The research, published in Science, is a collaboration between King’s IoPPN and several Chinese institutions. It is the first thorough investigation of human interneuron development and has clarified important similarities and differences between human and mouse brain development.
Understanding the mechanisms that control the generation of human cortical GABAergic interneurons has important implications for human health. Neurodevelopmental conditions such as autism and schizophrenia are caused, at least in part, by genetic variation, as genetic changes result in increased susceptibility to these disorders by affecting how specific cell types develop.

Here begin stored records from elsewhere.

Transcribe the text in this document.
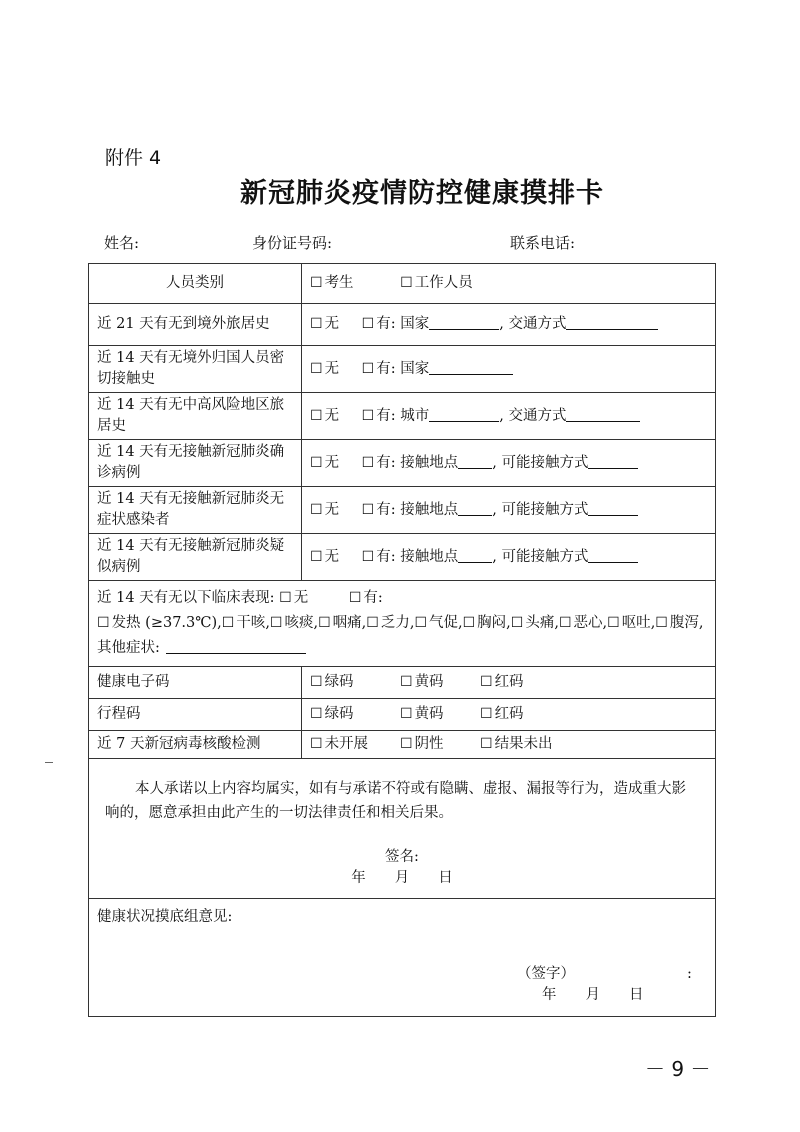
附件 4
新冠肺炎疫情防控健康摸排卡
姓名:	身份证号码:	联系电话:
人员类别	☐ 考生 ☐ 工作人员
近 21 天有无到境外旅居史	☐ 无 ☐ 有: 国家 , 交通方式
近 14 天有无境外归国人员密切接触史	☐ 无 ☐ 有: 国家
近 14 天有无中高风险地区旅居史	☐ 无 ☐ 有: 城市 , 交通方式
近 14 天有无接触新冠肺炎确诊病例	☐ 无 ☐ 有: 接触地点 , 可能接触方式
近 14 天有无接触新冠肺炎无症状感染者	☐ 无 ☐ 有: 接触地点 , 可能接触方式
近 14 天有无接触新冠肺炎疑似病例	☐ 无 ☐ 有: 接触地点 , 可能接触方式
近 14 天有无以下临床表现: ☐ 无 ☐ 有:
☐ 发热 (≥37.3℃),☐ 干咳,☐ 咳痰,☐ 咽痛,☐ 乏力,☐ 气促,☐ 胸闷,☐ 头痛,☐ 恶心,☐ 呕吐,☐ 腹泻,其他症状:	
健康电子码	☐ 绿码 ☐ 黄码 ☐ 红码
行程码	☐ 绿码 ☐ 黄码 ☐ 红码
近 7 天新冠病毒核酸检测	☐ 未开展 ☐ 阴性 ☐ 结果未出

本人承诺以上内容均属实，如有与承诺不符或有隐瞒、虚报、漏报等行为，造成重大影响的，愿意承担由此产生的一切法律责任和相关后果。
签名:
年　　月　　日	

健康状况摸底组意见:
（签字） :
年　　月　　日	
－ 9 －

The investigators used single cell RNA sequencing to delineate the emergence of cell diversity in the ganglionic eminences—the region of origin of GABAergic interneurons. In doing so, they discovered remarkable consistency between the early developmental processes in the brains of mice and humans.
The sequencing allowed Professor Oscar Marin of King’s IoPPN and his colleagues to construct spatial and temporal maps of gene expression through the early second trimester of human development (equivalent to weeks 9-18 of the gestational period).
The organization and cellular architecture of the telencephalon, the largest and most developed part of the brain, is broadly conserved between mammals although both its size and complexity vary enormously between rodents and primates. Previous analyses have shown that the cells making up the cerebral cortex are relatively similar between mice and humans. However, extensive differences exist in the relative proportions, tissue distribution, and gene expression patterns of specific types of interneurons in the adult brains of mice and humans.
Professor Marin, Head of Department of Developmental Neurobiology at King’s IoPPN said that “this work elucidates the emergence of human GABAergic neurons and defines the commonalities and differences between us and rodents. Importantly, our work enables new levels of understanding of neurodevelopmental disorders. Many of these disorders have overlapping genetics and phenotypes and changes in striatal and cortical GABAergic neurons have been robustly documented in both autism and schizophrenia.”
The researchers now hope that this work will enable other research to link gene variation and cell types in neurodevelopmental disorders, resulting in new insights and new avenues for individualized therapies.